Often used classes can be accessed through a shortcut method:
PDF String. "returns class PDFtalk.PDFString" PDF Array. "returns class PDFtalk.PDFArray" PDF Dictionary. "returns class PDFtalk.PDFDictionary" PDF Stream. "returns class PDFtalk.PDFStream" PDF Page. "returns class PDFtalk.Page"
There are 2 reasons for this
- PDF type and Smalltalk class names may not be the same anymore
- The Smalltalk class name may differ in different ports of the library.
New shared Smalltalk.PDF
The shared variable PDF
was added to the Smalltalk namespace. The variable holds the class PDFtalk.PDF
which serves as general entry point for the library.
Unless you extend the library, there should be no need to add the PDFtalk namespace to the imports of your project. Instead most functionality should be accessed through PDF
in the Smalltalk namespace.
Aligned types
The new typing system allowed to remove the PDF classes Null
and Boolean
. Instead, they are now implemented by the system classes UndefinedObject
and Boolean
.
Boxing (with asPDF
) and unboxing (with asSmalltalkValue
) is not necessary anymore for nil
, true
and false
. Instead, the Smalltalk objects are used directly.
The work is not finished yet. Number
and maybe String
and Date
could be aligned as well.
Typing redesign
The major change is the redesign of the PDF typing system. Initially, I represented the types of PDF objects by Smalltalk classes with the same name. This turned out to be not sufficient.

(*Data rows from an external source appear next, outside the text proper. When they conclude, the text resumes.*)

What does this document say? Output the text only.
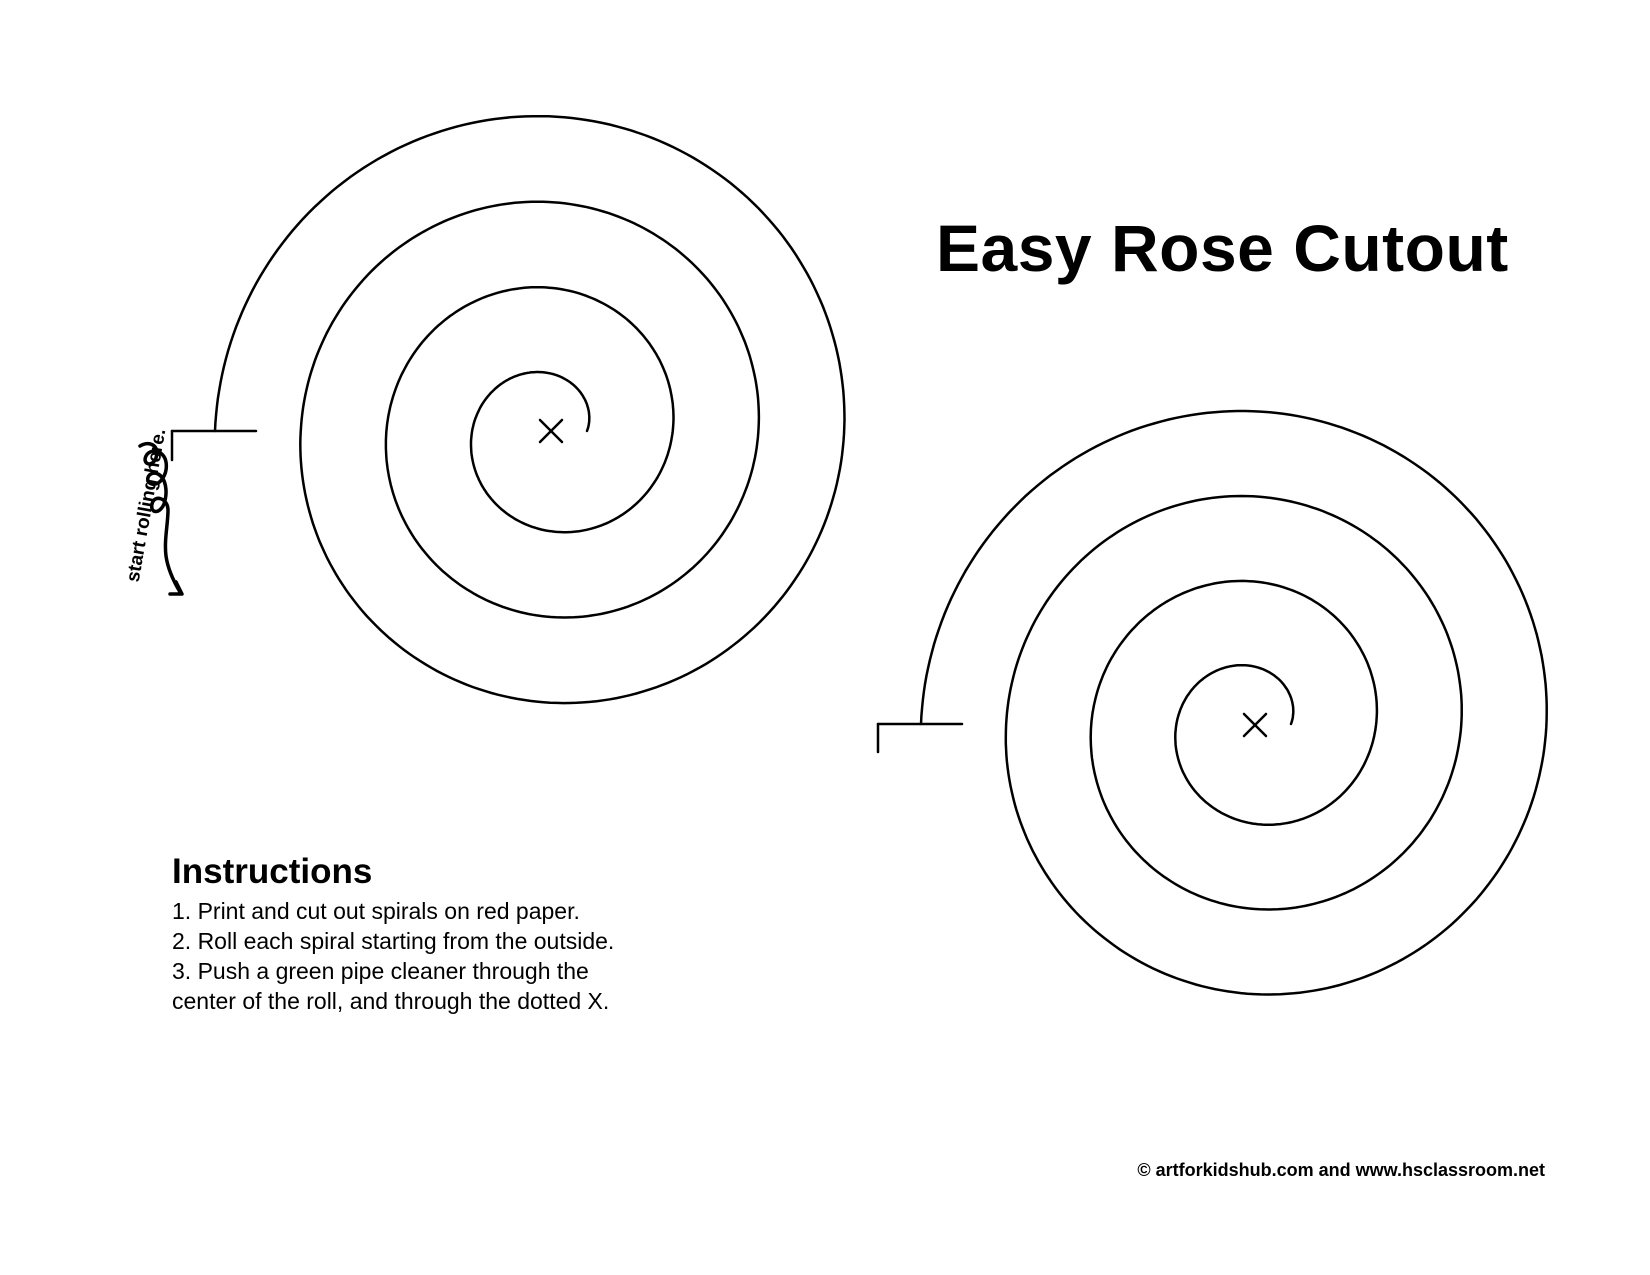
Easy Rose Cutout
Instructions
1. Print and cut out spirals on red paper.
2. Roll each spiral starting from the outside.
3. Push a green pipe cleaner through the
center of the roll, and through the dotted X.
start rolling here.
© artforkidshub.com and www.hsclassroom.net
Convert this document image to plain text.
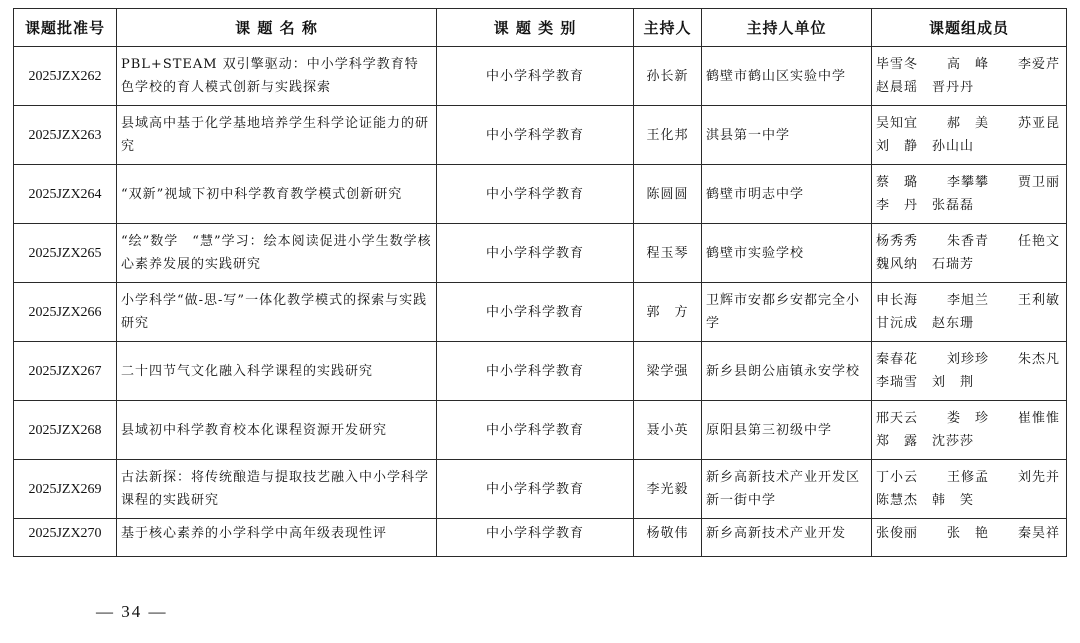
课题批准号	课 题 名 称	课 题 类 别	主持人	主持人单位	课题组成员
2025JZX262	PBL+STEAM 双引擎驱动：中小学科学教育特色学校的育人模式创新与实践探索	中小学科学教育	孙长新	鹤壁市鹤山区实验中学	毕雪冬 高　峰 李爱芹
赵晨瑶 晋丹丹

2025JZX263	县域高中基于化学基地培养学生科学论证能力的研究	中小学科学教育	王化邦	淇县第一中学	吴知宜 郝　美 苏亚昆
刘　静 孙山山

2025JZX264	“双新”视域下初中科学教育教学模式创新研究	中小学科学教育	陈圆圆	鹤壁市明志中学	蔡　璐 李攀攀 贾卫丽
李　丹 张磊磊

2025JZX265	“绘”数学　“慧”学习：绘本阅读促进小学生数学核心素养发展的实践研究	中小学科学教育	程玉琴	鹤壁市实验学校	杨秀秀 朱香青 任艳文
魏风纳 石瑞芳

2025JZX266	小学科学“做-思-写”一体化教学模式的探索与实践研究	中小学科学教育	郭　方	卫辉市安都乡安都完全小学	申长海 李旭兰 王利敏
甘沅成 赵东珊

2025JZX267	二十四节气文化融入科学课程的实践研究	中小学科学教育	梁学强	新乡县朗公庙镇永安学校	秦春花 刘珍珍 朱杰凡
李瑞雪 刘　荆

2025JZX268	县域初中科学教育校本化课程资源开发研究	中小学科学教育	聂小英	原阳县第三初级中学	邢天云 娄　珍 崔惟惟
郑　露 沈莎莎

2025JZX269	古法新探：将传统酿造与提取技艺融入中小学科学课程的实践研究	中小学科学教育	李光毅	新乡高新技术产业开发区新一街中学	丁小云 王修孟 刘先并
陈慧杰 韩　笑

2025JZX270	基于核心素养的小学科学中高年级表现性评	中小学科学教育	杨敬伟	新乡高新技术产业开发	张俊丽 张　艳 秦昊祥
— 34 —
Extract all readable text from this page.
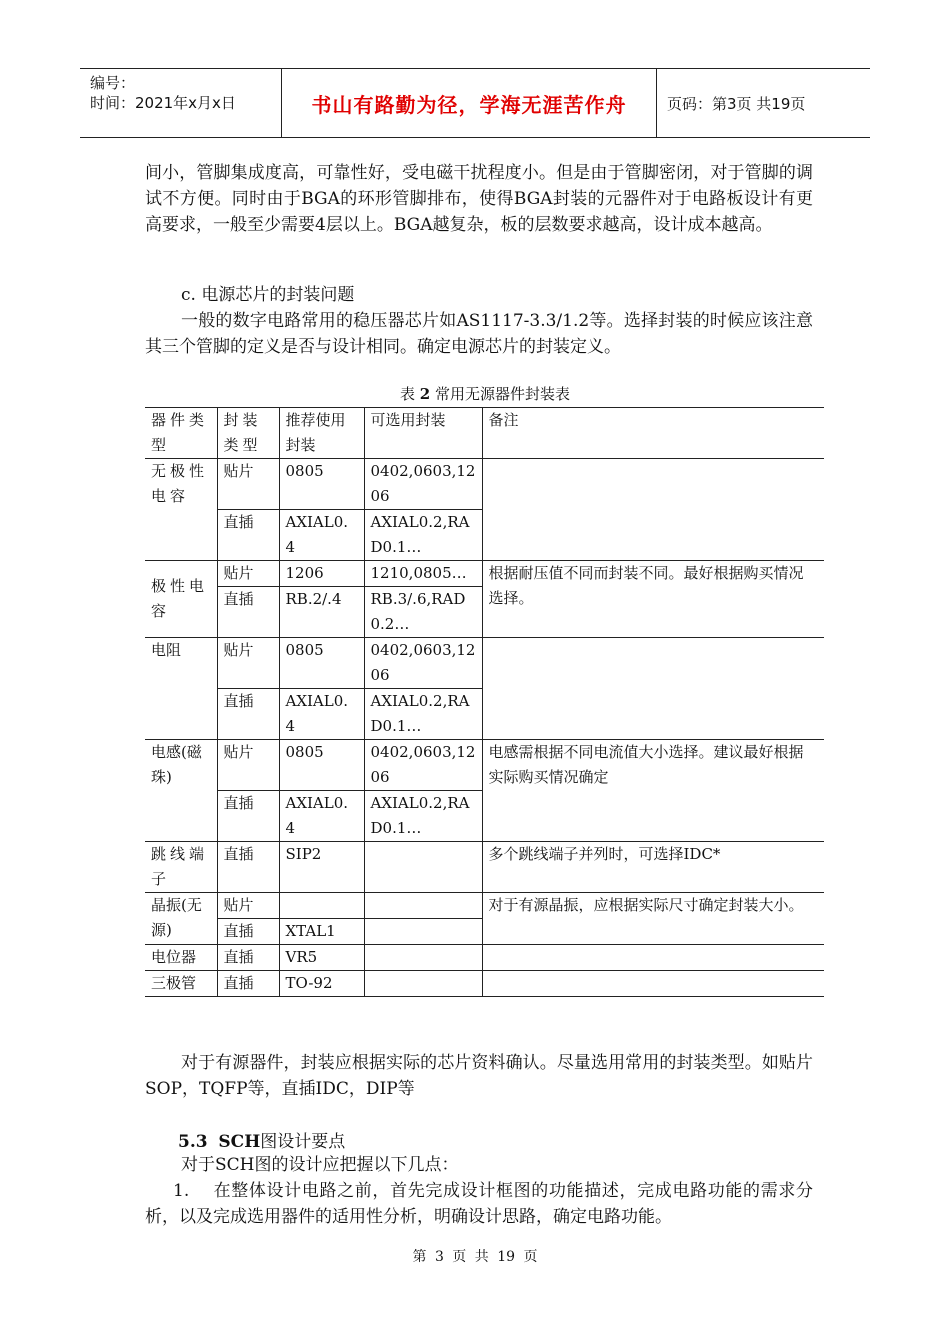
编号：
时间：2021年x月x日	书山有路勤为径，学海无涯苦作舟	页码：第3页 共19页

间小，管脚集成度高，可靠性好，受电磁干扰程度小。但是由于管脚密闭，对于管脚的调试不方便。同时由于BGA的环形管脚排布，使得BGA封装的元器件对于电路板设计有更高要求，一般至少需要4层以上。BGA越复杂，板的层数要求越高，设计成本越高。

c. 电源芯片的封装问题

一般的数字电路常用的稳压器芯片如AS1117-3.3/1.2等。选择封装的时候应该注意其三个管脚的定义是否与设计相同。确定电源芯片的封装定义。

表 2 常用无源器件封装表
器件类型	封装类型	推荐使用封装	可选用封装	备注
无极性电容	贴片	0805	0402,0603,1206	
	直插	AXIAL0.4	AXIAL0.2,RAD0.1…	
极性电容	贴片	1206	1210,0805…	根据耐压值不同而封装不同。最好根据购买情况选择。
	直插	RB.2/.4	RB.3/.6,RAD0.2…	
电阻	贴片	0805	0402,0603,1206	
	直插	AXIAL0.4	AXIAL0.2,RAD0.1…	
电感(磁珠)	贴片	0805	0402,0603,1206	电感需根据不同电流值大小选择。建议最好根据实际购买情况确定
	直插	AXIAL0.4	AXIAL0.2,RAD0.1…	
跳线端子	直插	SIP2		多个跳线端子并列时，可选择IDC*
晶振(无源)	贴片			对于有源晶振，应根据实际尺寸确定封装大小。
	直插	XTAL1		
电位器	直插	VR5		
三极管	直插	TO-92		

对于有源器件，封装应根据实际的芯片资料确认。尽量选用常用的封装类型。如贴片SOP，TQFP等，直插IDC，DIP等

5.3 SCH图设计要点

对于SCH图的设计应把握以下几点：

1.　 在整体设计电路之前，首先完成设计框图的功能描述，完成电路功能的需求分析，以及完成选用器件的适用性分析，明确设计思路，确定电路功能。

第 3 页 共 19 页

Firstly, PDF types form a different hierarchy than the Smalltalk classes implementing them. Both hierarchies cannot be represented in a single inheritance class hierarchy at the same time.
Secondly, the PDF type names are tied to class names. A class cannot be renamed without changing the PDF types. This has been a problem for porting the libary to other Smalltalk dialects.
Therefore, PDF types are now modeled independently.
Notes
Specialization only on assignment
When PDF objects were created, all classes were searched for possible specializations: for example, a Dictionary with a #Type entry was automatically converted to its corresponding class.
In the new version, objects are only typed and specialized when they are assigned to an attribute of a Dictionary or Array.
System classes as PDF classes
The first version had wrappers for all basic types of PDF, such as null, booleans, numbers etc.. This is similar to boxing of primitive types in other programming languages.
The motivation was to accurately implement any semantic differences to the corresponding Smalltalk objects in a proper place. This lead to the wide spread use of #asPDF and #asSmalltalkValue for boxing and unboxing.
Now I know that the differences are minor and that they could be properly implemented in the system classes. Therefore, I aligned some system classes with the PDF classes by declaring the system classes as PDF type and removing the PDF class: Null and Boolean. Next to go is Number; later maybe String and Date and…
This should lead to simpler code and more space and time efficient processing.
On the other hand, there are now a lot more root PDF classes. Therefore, I moved some of the general PDF behavior to Object.